Department of Computer Science and Engineering, University of Notre Dame, Notre Dame, Indiana, USA.
Center for Data and Computing in Natural Sciences (CDCS), Institute for Computational Systems Biology, Universität Hamburg, Hamburg, Germany.
Proteins. 2022 Sep;90(9):1721-1731. doi: 10.1002/prot.26349. Epub 2022 May 2.
Protein structural classification (PSC) is a supervised problem of assigning proteins into pre-defined structural (e.g., CATH or SCOPe) classes based on the proteins' sequence or 3D structural features. We recently proposed PSC approaches that model protein 3D structures as protein structure networks (PSNs) and analyze PSN-based protein features, which performed better than or comparable to state-of-the-art sequence or other 3D structure-based PSC approaches. However, existing PSN-based PSC approaches model the whole 3D structure of a protein as a static (i.e., single-layer) PSN. Because folding of a protein is a dynamic process, where some parts (i.e., sub-structures) of a protein fold before others, modeling the 3D structure of a protein as a PSN that captures the sub-structures might further help improve the existing PSC performance. Here, we propose to model 3D structures of proteins as multi-layer sequential PSNs that approximate 3D sub-structures of proteins, with the hypothesis that this will improve upon the current state-of-the-art PSC approaches that are based on single-layer PSNs (and thus upon the existing state-of-the-art sequence and other 3D structural approaches). Indeed, we confirm this on 72 datasets spanning ~44 000 CATH and SCOPe protein domains.

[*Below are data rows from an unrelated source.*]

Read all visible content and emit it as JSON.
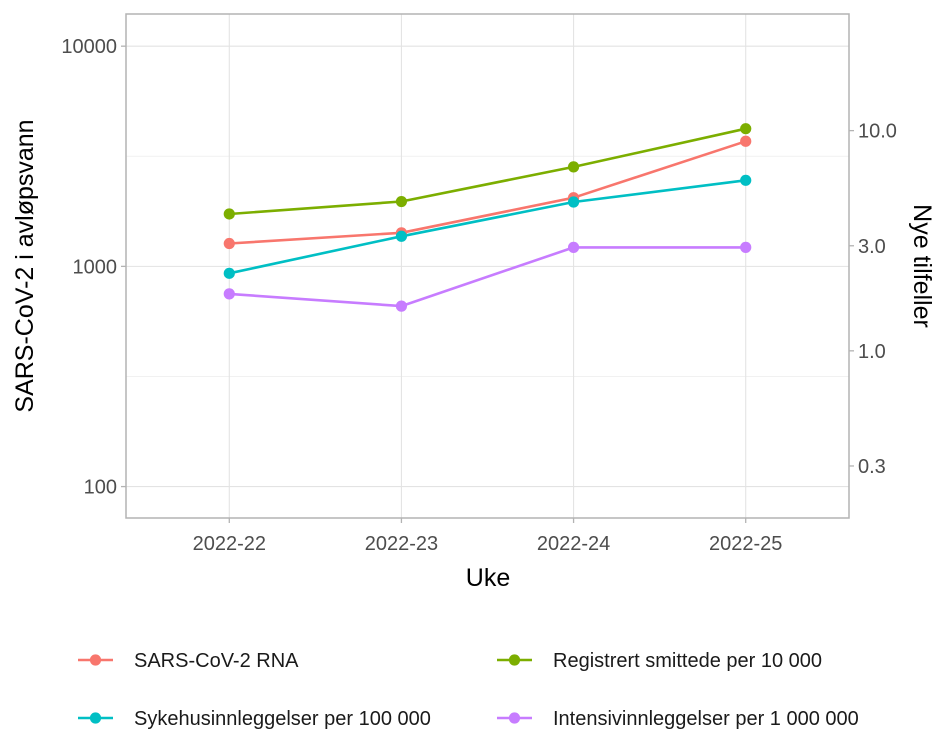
{
  "chart_data": {
    "type": "line",
    "x": [
      "2022-22",
      "2022-23",
      "2022-24",
      "2022-25"
    ],
    "xlabel": "Uke",
    "ylabel": "SARS-CoV-2 i avløpsvann",
    "ylabel_right": "Nye tilfeller",
    "y_scale": "log",
    "ylim": [
      72,
      14000
    ],
    "y_ticks": [
      100,
      1000,
      10000
    ],
    "y_tick_labels": [
      "100",
      "1000",
      "10000"
    ],
    "y_right_scale": "log",
    "y_right_ticks": [
      0.3,
      1.0,
      3.0,
      10.0
    ],
    "y_right_tick_labels": [
      "0.3",
      "1.0",
      "3.0",
      "10.0"
    ],
    "y_right_to_left_factor": 413.5,
    "grid": true,
    "legend_position": "bottom",
    "series": [
      {
        "name": "SARS-CoV-2 RNA",
        "color": "#F8766D",
        "axis": "left",
        "values": [
          1270,
          1420,
          2050,
          3700
        ]
      },
      {
        "name": "Registrert smittede per 10 000",
        "color": "#7CAE00",
        "axis": "left",
        "values": [
          1730,
          1970,
          2830,
          4220
        ]
      },
      {
        "name": "Sykehusinnleggelser per 100 000",
        "color": "#00BFC4",
        "axis": "left",
        "values": [
          930,
          1370,
          1960,
          2460
        ]
      },
      {
        "name": "Intensivinnleggelser per 1 000 000",
        "color": "#C77CFF",
        "axis": "left",
        "values": [
          750,
          660,
          1220,
          1220
        ]
      }
    ],
    "legend_order": [
      "SARS-CoV-2 RNA",
      "Registrert smittede per 10 000",
      "Sykehusinnleggelser per 100 000",
      "Intensivinnleggelser per 1 000 000"
    ]
  }
}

蛋白质结构分类(PSC)是一个监督问题,根据蛋白质的序列或 3D 结构特征,将蛋白质分配到预先定义的结构(例如 CATH 或 SCOPe)类别中。我们最近提出了一些 PSC 方法,这些方法将蛋白质 3D 结构建模为蛋白质结构网络(PSN),并分析基于 PSN 的蛋白质特征,这些方法的性能优于或可与最新的序列或其他基于 3D 结构的 PSC 方法相媲美。然而,现有的基于 PSN 的 PSC 方法将蛋白质的整个 3D 结构建模为静态(即单层)PSN。由于蛋白质的折叠是一个动态的过程,其中蛋白质的一些部分(即亚结构)先折叠,因此将蛋白质的 3D 结构建模为捕获亚结构的 PSN 可能会进一步提高现有 PSC 的性能。在这里,我们提出将蛋白质的 3D 结构建模为多层顺序 PSN,这些 PSN 近似于蛋白质的 3D 亚结构,假设这将改进基于单层 PSN 的最新 PSC 方法(因此也改进了现有的基于序列和其他 3D 结构的方法)。实际上,我们在跨越约 44000 个 CATH 和 SCOPe 蛋白质结构域的 72 个数据集上验证了这一点。